DEWA is a success story…the largest company listed on DFM
When Dubai last month hosted the Bloomberg Capital Markets 2022 Forum, the main talk was about the expected “boom” of IPO activity in the UAE.
The participants in this forum talked about a boom that will be recorded this year in the activity of public offerings, just six months after a report by Bloomberg that said “Dubai is missing the opportunity for the initial public offering that is sweeping Abu Dhabi and Riyadh.”
The massive IPO initial public offering of the DEWA, worth $6.1 billion and attracting $86 billion in applications, was a watershed moment for Dubai, which has become very IPO active.
9 billion shares were sold in the company, representing 18% of the submitted capital, while 82% of the capital issued by the Dubai government was retained.
Why is DEWA important?
DEWA is the second largest public offering in Europe, the Middle East, and Africa since the beginning of 2022 and the largest in the history of capital markets in the UAE.
It placed the Dubai Financial Market in fifth place worldwide in terms of IPO returns, after Shanghai ($20.3 billion), South Korea ($11.4 billion), Nasdaq ($10.4 billion), Shenzhen ($10 billion), and Dubai ($6.1 billion), according to Bloomberg.
“DEWA” has also become the largest company listed on the DFM in terms of market value, at about 124 billion dirhams (33.8 billion dollars), based on its final offer price of 2.48 dirhams last week.
The other reason why it’s important is also that the start of trading on “DEWA” raised the capitalization of the Dubai market to about 600 billion dirhams.
Strong investor appetite
Qualified investors, individual and institutional subscribers, exceeded all expectations, receiving 37 times more subscriptions than allotted shares.
This turnout reflects the confidence that investors place in Dubai’s capital markets, whether they are local or international.
One of the main reasons for the rising investor appetite may be the company’s healthy balance sheet. It generated nearly $3.5 billion in profits for the past fiscal year, and pledged to pay about $1.6 billion in profits over the next five years to its new investors.

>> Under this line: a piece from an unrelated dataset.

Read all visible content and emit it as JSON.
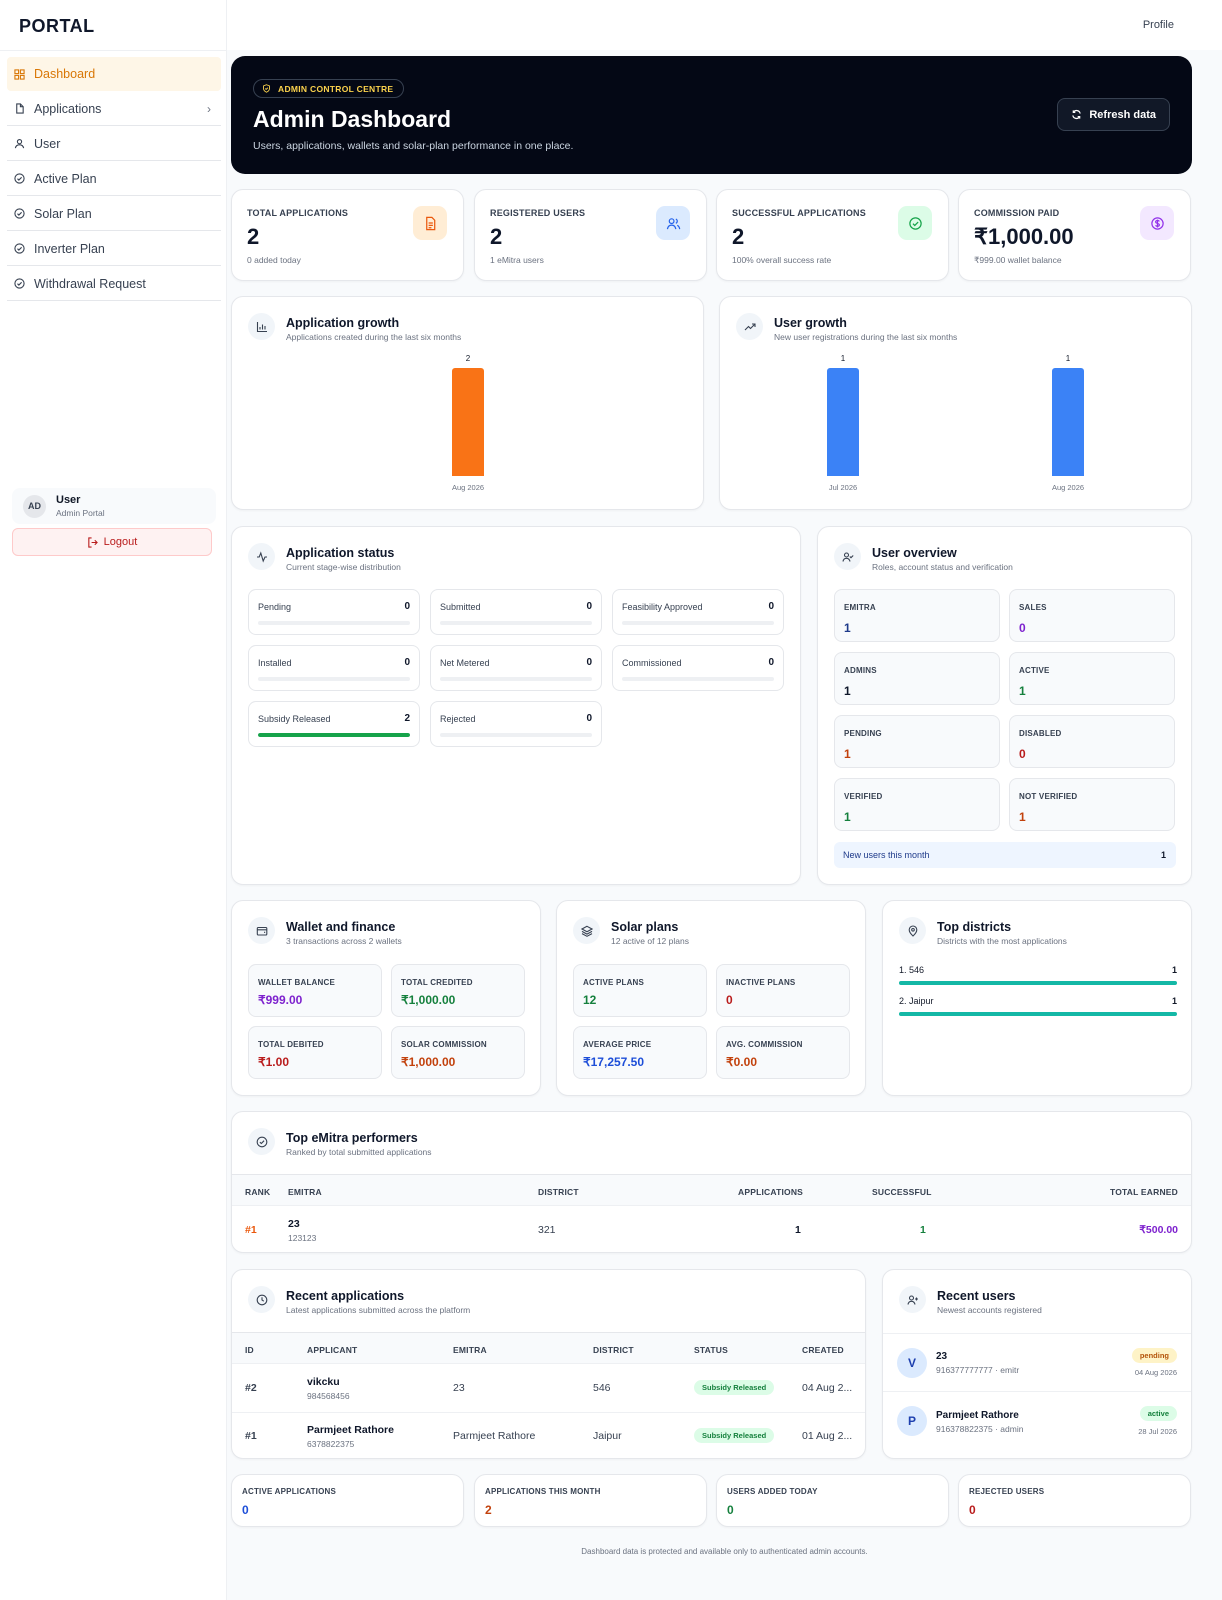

Another reason is the growing momentum among governments in the region to list their state institutions, as the Gulf states and the UAE in particular seek to diversify their economies away from oil.
Among the 10 expected IPOs
DEWA’s IPO is the first for a government company among the expected ten government and semi-government listings, as part of Dubai’s strategy to take a set of measures and policies to support the financial sector in the emirate and stimulate growth in it.
It is expected that the inclusion of DEWA will be followed by the bridge toll company “SALIK”, the “TECOM” group, and the Emirates Corporation for Central Cooling Systems “Empower”.
“DEWA” is a success story, its green pointing stock in the DFM changed the rules of the game in UAE’s capital markets and broke open the doors to a large wave of IPOs. It is a step that will contribute to increasing the depth of the markets and their market value and enhancing their investment attractiveness, thus consolidating the position of the financial markets in the UAE as one of the most important financial and business markets in the world.